While I'm down here, I get to wondering why humans move around so much anyway. I mean a barnacle stays in one place all its life, but seems quite happy. I guess having a penis ten times as long as its body, so it can reach out to equally sedentary females, takes the pressure off. 


If you scaled that up, it would give me sixty feet. But if you imagine I'm pursuing that line of thought in a family-friendly blog, think again pal. 


"Yeah, what is it?" Rachel says, when I call her up from my new home on the living-room floor. "I'm watching Dr Who. The whole of space and time is in danger."


"I won't keep you," I say. "I was just wondering why evolution gave us arms and legs, but not wheels." 


"Were you?" she says. "
Tell me why in less than two seconds."

"Well, cycling is the most efficient form of transport, you keep telling me, and backbones aren't designed for upright postures. So why don't we have little wheels on the ends of our arms and legs?"

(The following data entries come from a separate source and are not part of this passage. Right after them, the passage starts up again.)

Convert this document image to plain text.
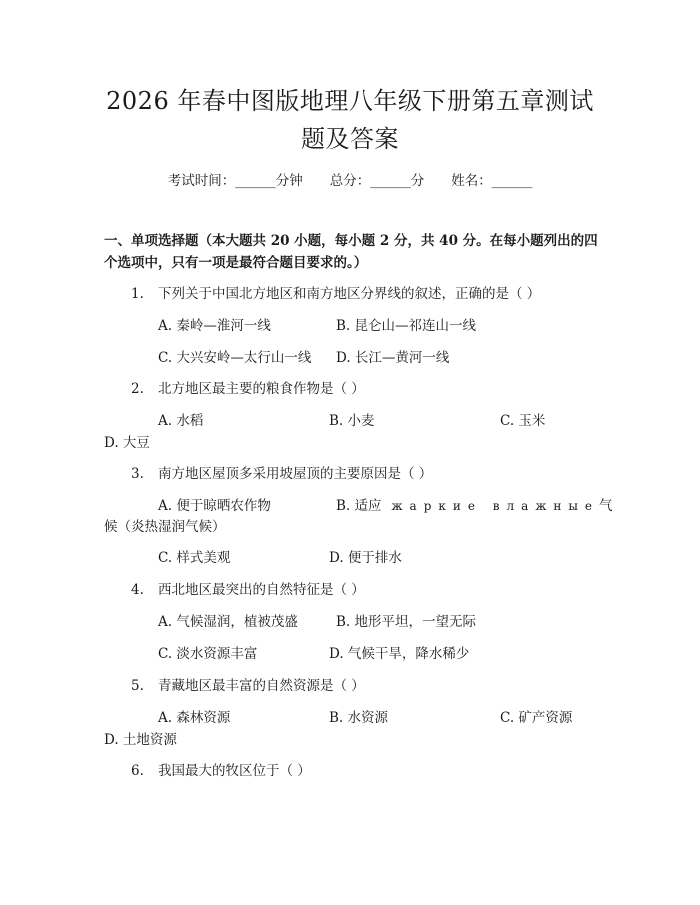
2026 年春中图版地理八年级下册第五章测试
题及答案
考试时间：______分钟　　总分：______分　　姓名：______
一、单项选择题（本大题共 20 小题，每小题 2 分，共 40 分。在每小题列出的四个选项中，只有一项是最符合题目要求的。）
1. 下列关于中国北方地区和南方地区分界线的叙述，正确的是（ ）
A. 秦岭—淮河一线	B. 昆仑山—祁连山一线
C. 大兴安岭—太行山一线 D. 长江—黄河一线
2. 北方地区最主要的粮食作物是（ ）
A. 水稻	B. 小麦	C. 玉米
D. 大豆
3. 南方地区屋顶多采用坡屋顶的主要原因是（ ）
A. 便于晾晒农作物	B. 适应 жаркие влажные气
候（炎热湿润气候）
C. 样式美观	D. 便于排水
4. 西北地区最突出的自然特征是（ ）
A. 气候湿润，植被茂盛	B. 地形平坦，一望无际
C. 淡水资源丰富	D. 气候干旱，降水稀少
5. 青藏地区最丰富的自然资源是（ ）
A. 森林资源	B. 水资源	C. 矿产资源
D. 土地资源
6. 我国最大的牧区位于（ ）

"I'll give you the short version," she says. "There is no way to get there by evolution. A wheel would have to rotate freely in relation to the rest of the body. How would you get food and oxygen across the gap? You can design a wheeled system. But you can't evolve one by small steps."


"That makes sense," I say.


"It does," she says. "The fact that there are no wheels in nature is a good argument against intelligent design, if you need one."


"I don't," I tell her. "What I need right now is a way of moving around that doesn't involve walking or crawling."


"Have you tried slithering, oozing or drifting along with the tumbling tumbleweed?" she says.

"I haven't," I say. 


"Start now," she says and hangs up on me.

Sunday, 1 June 2014

Hands and knees

"So where could I buy kneepads?" I ask Al, as we emerge from the gym, after a tough session on his part and a half-hour of iron-pumping that's more than enough for me, since I've been out through injury, but he dismisses as barely breaking sweat, you big wimp.

"Homebase, across the road," he says. "Why do you want kneepads?"

"Well I'll tell you, little Sally's coming on great. She's really clever. Sits up and turns her head and rolls over and smiles and babbles."

"You do all that," he says. "Nothing clever about it."

"What she doesn't do yet is crawl," I say. "So I'm going to show her."

"Once you work out how to do it yourself," he says.

"You can mock," I say, as we cross the car park, head into the store, and try to figure out what a kneepad aisle might look like. "But it isn't easy. I did it last week for her, all around the coffee table. Sally thought it was hilarious. It cracked her up. She couldn't stop laughing."

"You always had that effect on females," Al says. 

"More often than not these days," I tell him. "It was fine at the time but the next day my knees were bruised. So when I tried to do it again for her, it hurt. Hence the need for kneepads."

"Well it looks like we got two kinds," Al tells me, holding them up in each hand. "This one is large, grey and made of plastic. This one is smaller, green and made of minigel."

"So that would be a different kind of plastic," I say. "We'll have those. Let's go. This will be great."

But later that day, Carol, the physiotherapist, who is always worth listening to, casts scorn on my kneepad plans.  

"Babies don't learn to crawl by imitation," she tells me, lying face down on the floor. "Come here, sit between my legs and put your hands on my hips.

"Little Sally is pushing herself up with her arms already," she says. "So what you need to do, when she's in that position, is tilt her hips with your hands, so that her leg bends and her knee comes up. Do it to me, so you see what I mean."

The other thing I need to do, she tells me, is to put something Sally really likes just in front of her, but out of reach. "That motivates her to move forward," she says.

It's a great lesson and I resolve to try it all. But maybe not today, the thought occurs to me, as Carol leaves. "Has she definitely gone?" I ask Susan.

"Yes, why?"

"I don't want her telling me off," I say, reaching for the kneepads, strapping them on and getting down on the floor. "Everything she said made so much sense and I will have a go later, I promise.

"But right now I just want to make Sally giggle some more."